Probably originating in southern Arabia, Semitic people have spread by 3000 BC along the desert caravan routes, up through Sinai and into the Syrian desert. Five hundred years later they are an integral part of the culture of Mesopotamia, where there is a great Semitic dynasty as early as 2350 BC. Semitic tribes are the first to bring civilization to the coastal strip of Palestine and Phoenicia.
Indo-Europeans: from 2000 BC
The next great identifiable movement of a large number of tribes, using related languages, is that of the Indo-Europeans. By about 2000 BC tribes of this linguistic family are living as nomadic herdsmen in the steppes which stretch from the Ukraine eastwards, to the regions north of the Black Sea and the Caspian.
Over the coming centuries some of these tribes move south and west into more appealing areas – occasionally in a process akin to open warfare, and invariably no doubt with violence. But the development is much more gradual than our modern notion of an invading force.
India-Europeans in Asia: from 1800 BC
In Asia the first significant movement of this kind is by the Hittites, who establish themselves in Anatolia.
Subsequently the Medes and the Persians become the dominant tribes on the Iranian plateau. These Indo-Iranians are related in language and culture to the Aryans who move down into India, profoundly influencing the subcontinent. Their tribal religion contributes largely to Zoroastrianism in Persia and Hinduism in India.
At a much later date, one of the Indo-European tribal groups in India makes a further move south. They are the Sinhalese. They settle in Sri Lanka, probably in the 6th century BC.

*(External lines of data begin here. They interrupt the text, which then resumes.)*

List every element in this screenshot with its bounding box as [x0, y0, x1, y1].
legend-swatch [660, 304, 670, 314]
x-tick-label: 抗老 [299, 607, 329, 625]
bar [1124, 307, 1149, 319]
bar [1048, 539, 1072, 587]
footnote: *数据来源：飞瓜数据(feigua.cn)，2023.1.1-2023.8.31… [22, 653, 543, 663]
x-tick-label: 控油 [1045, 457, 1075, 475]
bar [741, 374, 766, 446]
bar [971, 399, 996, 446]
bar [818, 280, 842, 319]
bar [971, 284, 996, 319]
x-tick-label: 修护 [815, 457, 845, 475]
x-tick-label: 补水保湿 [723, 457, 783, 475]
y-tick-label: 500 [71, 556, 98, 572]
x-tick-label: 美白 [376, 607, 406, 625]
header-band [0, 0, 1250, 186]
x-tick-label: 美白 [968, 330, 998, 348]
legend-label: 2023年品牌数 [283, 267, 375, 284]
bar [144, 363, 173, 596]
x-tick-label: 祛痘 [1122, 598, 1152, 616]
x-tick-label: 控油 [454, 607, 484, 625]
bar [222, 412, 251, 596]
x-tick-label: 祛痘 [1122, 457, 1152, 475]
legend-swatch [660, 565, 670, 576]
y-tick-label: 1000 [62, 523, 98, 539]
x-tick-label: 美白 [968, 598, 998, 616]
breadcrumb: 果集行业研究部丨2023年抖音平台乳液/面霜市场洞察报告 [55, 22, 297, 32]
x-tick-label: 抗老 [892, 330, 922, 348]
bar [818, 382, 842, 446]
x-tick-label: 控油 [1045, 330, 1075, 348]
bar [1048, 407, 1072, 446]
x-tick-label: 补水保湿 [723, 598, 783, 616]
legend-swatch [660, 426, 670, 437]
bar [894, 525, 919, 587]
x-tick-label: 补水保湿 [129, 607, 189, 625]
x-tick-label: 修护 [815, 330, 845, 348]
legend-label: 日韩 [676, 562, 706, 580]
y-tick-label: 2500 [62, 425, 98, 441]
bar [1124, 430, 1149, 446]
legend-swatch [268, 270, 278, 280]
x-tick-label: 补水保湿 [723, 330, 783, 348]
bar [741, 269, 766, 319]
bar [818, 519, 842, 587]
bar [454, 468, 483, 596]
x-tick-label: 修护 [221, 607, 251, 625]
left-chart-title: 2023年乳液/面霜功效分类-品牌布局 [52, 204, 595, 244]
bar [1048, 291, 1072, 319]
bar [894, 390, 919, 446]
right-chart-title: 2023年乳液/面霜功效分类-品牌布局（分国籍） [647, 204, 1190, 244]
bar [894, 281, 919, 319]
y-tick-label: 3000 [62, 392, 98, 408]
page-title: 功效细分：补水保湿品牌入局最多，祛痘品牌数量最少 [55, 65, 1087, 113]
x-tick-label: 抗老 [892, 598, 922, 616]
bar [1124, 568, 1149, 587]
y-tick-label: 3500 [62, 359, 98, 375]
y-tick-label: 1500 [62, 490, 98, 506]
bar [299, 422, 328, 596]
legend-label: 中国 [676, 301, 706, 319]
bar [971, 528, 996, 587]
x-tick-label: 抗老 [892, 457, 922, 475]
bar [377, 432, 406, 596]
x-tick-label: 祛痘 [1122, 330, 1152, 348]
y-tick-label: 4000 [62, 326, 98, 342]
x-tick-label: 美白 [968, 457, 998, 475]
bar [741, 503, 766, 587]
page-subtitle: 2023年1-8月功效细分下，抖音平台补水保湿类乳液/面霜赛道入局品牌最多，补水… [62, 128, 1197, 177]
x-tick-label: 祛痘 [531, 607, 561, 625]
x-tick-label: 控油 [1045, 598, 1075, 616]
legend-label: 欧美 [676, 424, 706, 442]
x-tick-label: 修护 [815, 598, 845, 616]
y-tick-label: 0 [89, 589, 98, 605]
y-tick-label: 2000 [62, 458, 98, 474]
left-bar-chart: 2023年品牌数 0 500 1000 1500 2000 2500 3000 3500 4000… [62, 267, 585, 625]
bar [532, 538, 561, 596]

In doing so, they isolate themselves from the Indo-Europeans of north India, for they move to the south of a different linguistic group – the Dravidians, whose origin is unknown but whose language has no links with Indo-European. After another lengthy gap, in about the 11th century AD, members of the largest Dravidian community, the Tamils, move into Sri Lanka from southern India and settle in the north of the island.
Indo-Europeans in Europe: from 1800 BC
In Europe the first Indo-European tribes to make significant inroads are the Greeks. They move south into Greece and the Aegean from the 18th century BC.
Gradually other tribes speaking Indo-European languages spread throughout Europe. From an early date Germans are established in Denmark and southern Sweden. Balts settle along the southern and eastern coast of the Baltic Sea. Tribes using an Italic group of languages descend into Italy. Across the centre of Europe the Celts move gradually west through Germany into France, northern Spain and Britain.
Another wave of migrating Indo-European peoples follows on behind, pressing westwards from Asia. The Slavs move into the region of Poland and western Russia, between the Vistula and Dnieper rivers. The Scythians establish themselves in the area to the north of the Black Sea.
Any map will oversimplify patterns of tribal migration, for it must attempt to separate groups which in reality intermingle and overlap. If there is not too much pressure on the available territory, different tribes often coexist within a region. Even so, in broad terms, the tribes mentioned here from the great majority of Europeans at the time when Greece and Rome dominate the Mediterranean region.